In fact, if you look at the typical architecture of a deciduous tree, it is no accident that probably appears like two umbrellas attached together at their handles. The top umbrella is the above ground parts of a tree from the base of the trunk to its canopy. The bottom umbrella is inverted and planted into the ground. It is composed of a main taproot that drives straight down into the earth, and lateral roots that branch out horizontally. Of these lateral roots are branching networks of finer and finer “root hairs” and associated fungi that are able, through their enormous surface area, to mine the soil underneath a tree for nutrients. Everything that is dropped from the top umbrella should theoretically be recoverable by this root system.

I’d imagine most of you can already see where this is going, but I find that sometimes simple truths are quite elusive. When we rake our leaves in the fall to maintain our clean, grassy lawns, we are removing loads of nutrients that our trees are expecting to get back! We are creating an artificially open, leaky system, that trees have spent millions of evolutionary years refining. A recent paper in a relatively esoteric research journal, “Nutrient Cycling in Agroecosystems” (who reads that??) attempted to quantify the impact of historic leaf raking on old agricultural towns in central Europe. The fascinating bit of historical information in this paper is that centuries ago, medieval farmers actually knew that leaves were a great nutrient source- farmers removed leaves from nearby forests specifically to use as fertilizer on their fields. This paper claims that the result of historic leaf raking is that the “majority of central European forests were severely depleted of nutrients…when modern long-term rotation forestry became the dominant form of forest land use”.

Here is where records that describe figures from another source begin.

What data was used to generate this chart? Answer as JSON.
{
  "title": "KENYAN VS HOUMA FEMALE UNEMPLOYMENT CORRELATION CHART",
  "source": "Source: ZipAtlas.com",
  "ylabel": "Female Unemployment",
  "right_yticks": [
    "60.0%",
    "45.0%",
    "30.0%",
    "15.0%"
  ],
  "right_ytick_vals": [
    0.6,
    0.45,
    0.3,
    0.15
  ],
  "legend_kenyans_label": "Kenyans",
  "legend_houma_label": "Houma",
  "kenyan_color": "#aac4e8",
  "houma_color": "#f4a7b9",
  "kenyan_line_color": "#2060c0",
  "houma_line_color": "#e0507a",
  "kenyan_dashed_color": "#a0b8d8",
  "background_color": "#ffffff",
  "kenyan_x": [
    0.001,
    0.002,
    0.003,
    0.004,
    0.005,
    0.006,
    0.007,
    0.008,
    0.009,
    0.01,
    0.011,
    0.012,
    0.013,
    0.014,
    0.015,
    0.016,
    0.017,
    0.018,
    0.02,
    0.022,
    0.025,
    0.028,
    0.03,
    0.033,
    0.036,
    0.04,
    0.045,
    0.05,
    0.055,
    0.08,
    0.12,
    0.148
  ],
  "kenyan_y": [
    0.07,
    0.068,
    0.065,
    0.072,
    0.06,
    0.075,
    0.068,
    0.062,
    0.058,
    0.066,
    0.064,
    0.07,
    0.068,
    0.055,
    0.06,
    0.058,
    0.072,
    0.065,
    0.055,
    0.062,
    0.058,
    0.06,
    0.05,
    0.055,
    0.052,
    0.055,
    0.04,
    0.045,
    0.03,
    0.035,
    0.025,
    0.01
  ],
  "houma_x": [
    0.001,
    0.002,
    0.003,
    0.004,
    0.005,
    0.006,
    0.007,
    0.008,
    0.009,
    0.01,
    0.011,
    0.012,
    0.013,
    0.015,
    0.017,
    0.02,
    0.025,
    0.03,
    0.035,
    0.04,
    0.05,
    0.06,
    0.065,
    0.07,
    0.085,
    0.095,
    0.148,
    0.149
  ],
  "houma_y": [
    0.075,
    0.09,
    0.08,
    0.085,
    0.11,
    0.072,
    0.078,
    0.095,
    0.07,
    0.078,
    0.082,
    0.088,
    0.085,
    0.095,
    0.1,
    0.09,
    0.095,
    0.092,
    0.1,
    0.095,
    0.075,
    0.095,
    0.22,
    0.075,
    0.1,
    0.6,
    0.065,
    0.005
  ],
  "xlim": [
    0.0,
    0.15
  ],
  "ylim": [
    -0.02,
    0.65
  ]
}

So next fall, when you’re pulling out your rakes or enlisting your kids to do so for a few dollars, think carefully about your trees. In all likelihood, the average patch of suburban lawn is already so nutrient depauperate from numerous land use changes (deforestation, asphalt paving, over-fertilization, the cultivation of a monoculture of non-native grasses, to name a few) that removing a few leaves isn’t going to make a big difference. But if I’ve learned anything from Malcom Gladwell, it’s that little changes that add up to produce big effects, and if medieval Europeans were knowingly removing nutrients from their forests, I figured modern suburbanites should at least be aware.